Using a table lets you easily align data in columns for easy reference and scanning, increasing information density without making an irregular Where's Waldo of numbers.
Categories are problematic
Categories are generally epiphenomena of human perception.
In this example, why is "Medicare" separate from "Health"? Why use the divisions here and not others? Sometimes big categories here are omitted by others as non-discretionary; why not do that?
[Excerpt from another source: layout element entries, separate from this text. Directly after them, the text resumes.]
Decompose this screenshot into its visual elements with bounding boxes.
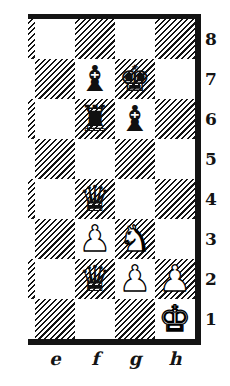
board-left-sliver xyxy=(28,59,35,99)
square-h6 xyxy=(155,99,195,139)
square-e5 xyxy=(35,139,75,179)
rank-labels: 87654321 xyxy=(205,19,221,339)
square-f1 xyxy=(75,299,115,339)
black-king: ♚ xyxy=(119,59,151,99)
black-rook: ♜ xyxy=(79,99,111,139)
square-h1: ♚ xyxy=(155,299,195,339)
square-g8 xyxy=(115,19,155,59)
square-e8 xyxy=(35,19,75,59)
square-g6: ♝ xyxy=(115,99,155,139)
black-bishop: ♝ xyxy=(119,99,151,139)
board-left-sliver xyxy=(28,219,35,259)
square-h4 xyxy=(155,179,195,219)
file-label-g: g xyxy=(115,348,155,369)
square-e3 xyxy=(35,219,75,259)
square-f4: ♛ xyxy=(75,179,115,219)
chess-board-frame: ♝♚♜♝♛♟♞♛♟♟♚ xyxy=(28,14,201,345)
square-h5 xyxy=(155,139,195,179)
square-g7: ♚ xyxy=(115,59,155,99)
square-g3: ♞ xyxy=(115,219,155,259)
square-e1 xyxy=(35,299,75,339)
square-h7 xyxy=(155,59,195,99)
square-g5 xyxy=(115,139,155,179)
rank-label-2: 2 xyxy=(205,259,221,299)
black-bishop: ♝ xyxy=(79,59,111,99)
square-e6 xyxy=(35,99,75,139)
square-f3: ♟ xyxy=(75,219,115,259)
white-pawn: ♟ xyxy=(119,259,151,299)
square-h8 xyxy=(155,19,195,59)
chess-board: ♝♚♜♝♛♟♞♛♟♟♚ xyxy=(28,19,195,339)
square-g1 xyxy=(115,299,155,339)
page: ♝♚♜♝♛♟♞♛♟♟♚ 87654321 efgh xyxy=(0,0,230,386)
square-e7 xyxy=(35,59,75,99)
rank-label-7: 7 xyxy=(205,59,221,99)
rank-label-8: 8 xyxy=(205,19,221,59)
rank-label-5: 5 xyxy=(205,139,221,179)
white-king: ♚ xyxy=(159,299,191,339)
square-g4 xyxy=(115,179,155,219)
file-label-e: e xyxy=(35,348,75,369)
black-queen: ♛ xyxy=(79,259,111,299)
square-g2: ♟ xyxy=(115,259,155,299)
rank-label-6: 6 xyxy=(205,99,221,139)
board-left-sliver xyxy=(28,99,35,139)
file-labels: efgh xyxy=(35,348,195,369)
board-left-sliver xyxy=(28,139,35,179)
square-e2 xyxy=(35,259,75,299)
square-h3 xyxy=(155,219,195,259)
square-e4 xyxy=(35,179,75,219)
white-pawn: ♟ xyxy=(79,219,111,259)
square-f5 xyxy=(75,139,115,179)
board-left-sliver xyxy=(28,259,35,299)
file-label-h: h xyxy=(155,348,195,369)
file-label-f: f xyxy=(75,348,115,369)
square-f6: ♜ xyxy=(75,99,115,139)
square-h2: ♟ xyxy=(155,259,195,299)
white-pawn: ♟ xyxy=(159,259,191,299)
rank-label-3: 3 xyxy=(205,219,221,259)
square-f2: ♛ xyxy=(75,259,115,299)
rank-label-4: 4 xyxy=(205,179,221,219)
rank-label-1: 1 xyxy=(205,299,221,339)
square-f7: ♝ xyxy=(75,59,115,99)
white-knight: ♞ xyxy=(119,219,151,259)
board-left-sliver xyxy=(28,19,35,59)
black-queen: ♛ xyxy=(79,179,111,219)
board-left-sliver xyxy=(28,299,35,339)
board-left-sliver xyxy=(28,179,35,219)
square-f8 xyxy=(75,19,115,59)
Questions of this kind are probably a bigger deal than the visualization you choose, but are outside scope here.
Change over time?
Data is shown for a single year here, but changes over time are super interesting. "Income security" is the top category for 2020, but that's because of COVID-19: it was fifth for 2019. "National defense" was second in 2019. I'm not sure what the best way to show these changes over time; the trends page from the data provider isn't bad.
Data for this example
The data is from USAspending.gov's Data Lab Federal Spending by Category and Agency. I dropped "Offsetting Revenue Collected But Not Attributed to Functions" on the grounds that I don't understand how it's spending. Really I think their displays are pretty good.
Code for this example
A brief Python notebook is on GitHub. I mocked some stuff up in a Google Slides deck, and the main table is in a Google Sheet. All of these are fairly clumsy and I'd love to find better ways of doing this kind of thing.